Литмир - Электронная Библиотека
Содержание  
A
A

— У него больное сердце? — переспросила панна Говард. — Он действительно болен? Но я ведь об этом не знала.

— В чем он провинился перед вами? Перед кем он еще провинился? Жалости нет у вас, бога вы не боитесь! — сдавленным голосом говорила Мадзя.

— Но если он действительно так несчастен, я могу написать ему, пусть возвращается в пансион. Я ведь не знала, что у него больное сердце. Я думала, он тюфяк, и только, — оправдывалась смущенная панна Говард.

«Она и в самом деле сумасбродка», — подумала Мадзя. Отерев слезы, она покинула огорченную панну Говард и вернулась в класс.

Через четверть часа после скандала, когда Дембицкий с племянницей были уже на улице, к пани Ляттер через черный ход явилась одна из классных дам и рассказала ей о происшествии в четвертом классе.

Пани Ляттер слушала возбужденная, пылающая, однако на вопрос классной дамы, поднимется ли она наверх, с деланной улыбкой ответила:

— Ну не все ли равно! Это действительно безобразие, но…
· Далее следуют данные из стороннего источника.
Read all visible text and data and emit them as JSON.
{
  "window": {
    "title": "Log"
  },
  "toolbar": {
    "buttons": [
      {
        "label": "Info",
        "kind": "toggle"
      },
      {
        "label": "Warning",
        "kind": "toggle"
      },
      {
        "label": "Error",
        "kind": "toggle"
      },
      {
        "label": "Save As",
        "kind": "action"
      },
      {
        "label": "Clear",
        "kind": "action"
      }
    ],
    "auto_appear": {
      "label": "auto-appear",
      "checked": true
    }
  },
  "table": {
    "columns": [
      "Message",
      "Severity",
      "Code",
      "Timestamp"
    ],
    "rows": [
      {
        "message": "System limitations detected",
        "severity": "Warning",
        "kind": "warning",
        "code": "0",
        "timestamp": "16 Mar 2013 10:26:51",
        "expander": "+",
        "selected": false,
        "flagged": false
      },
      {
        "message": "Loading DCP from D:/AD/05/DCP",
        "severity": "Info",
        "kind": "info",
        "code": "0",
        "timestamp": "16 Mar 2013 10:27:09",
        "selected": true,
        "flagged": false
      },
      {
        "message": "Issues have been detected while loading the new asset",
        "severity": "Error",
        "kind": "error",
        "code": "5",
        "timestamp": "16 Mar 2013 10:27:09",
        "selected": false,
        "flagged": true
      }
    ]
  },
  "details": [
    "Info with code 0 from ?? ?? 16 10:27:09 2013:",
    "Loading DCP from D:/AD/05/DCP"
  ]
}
Она махнула рукой и тяжело опустилась на диван.

Классная дама, так ничего и не поняв, ушла удивленная, а Станислав в эту минуту принес пани Ляттер письма с почты.

Все еще улыбаясь, пани Ляттер стала просматривать письма. Одно из них упало на пол, она с трудом подняла его.

— От Мельницкого, — сказала она. — А вот из Неаполя. От кого бы это?

Она вскрыла письмо и пробежала коротенькую анонимку, написанную по-французски.

«По общему мнению, женщина вы умная, стало быть, должны предостеречь свою дочь, чтобы она, если уж нашла себе женишка, не отбивала женихов у других невест, которые не мешали ей охотиться за богатым мужем.

Благожелательница».

Пани Ляттер скомкала письмо и, опершись головою о спинку дивана, сказала вполголоса, все еще улыбаясь:

— Ах, Эля! Даже из-за границы шлют на тебя жалобы…

Глава девятнадцатая

Первая печаль

В середине марта, часов около семи вечера, панна Говард вернулась из города и, вызвав Мадзю из класса, увлекла ее к себе в комнату.

Панна Говард была возбуждена. Трясущимися руками она зажгла лампу и, не снимая ни пальто, ни шляпки, опустилась на стул. Ее обычно розовое лицо было сейчас таким же серым, как волосы, только нос покраснел под мартовским дуновением.

— Что с вами? — в испуге спросила Мадзя. — Уж не пристал ли к вам кто на улице?

Панна Говард пожала плечами и взглянула на Мадзю с презрением. Прежде всего к ней никто никогда не приставал, а если бы и пристал, так что из этого? Такой пустяк ее бы не расстроил.

Она помолчала с минуту, как опытный декламатор, который хочет произвести впечатление. А затем медленно заговорила, прерывая по временам свою речь, чтобы перевести дыхание.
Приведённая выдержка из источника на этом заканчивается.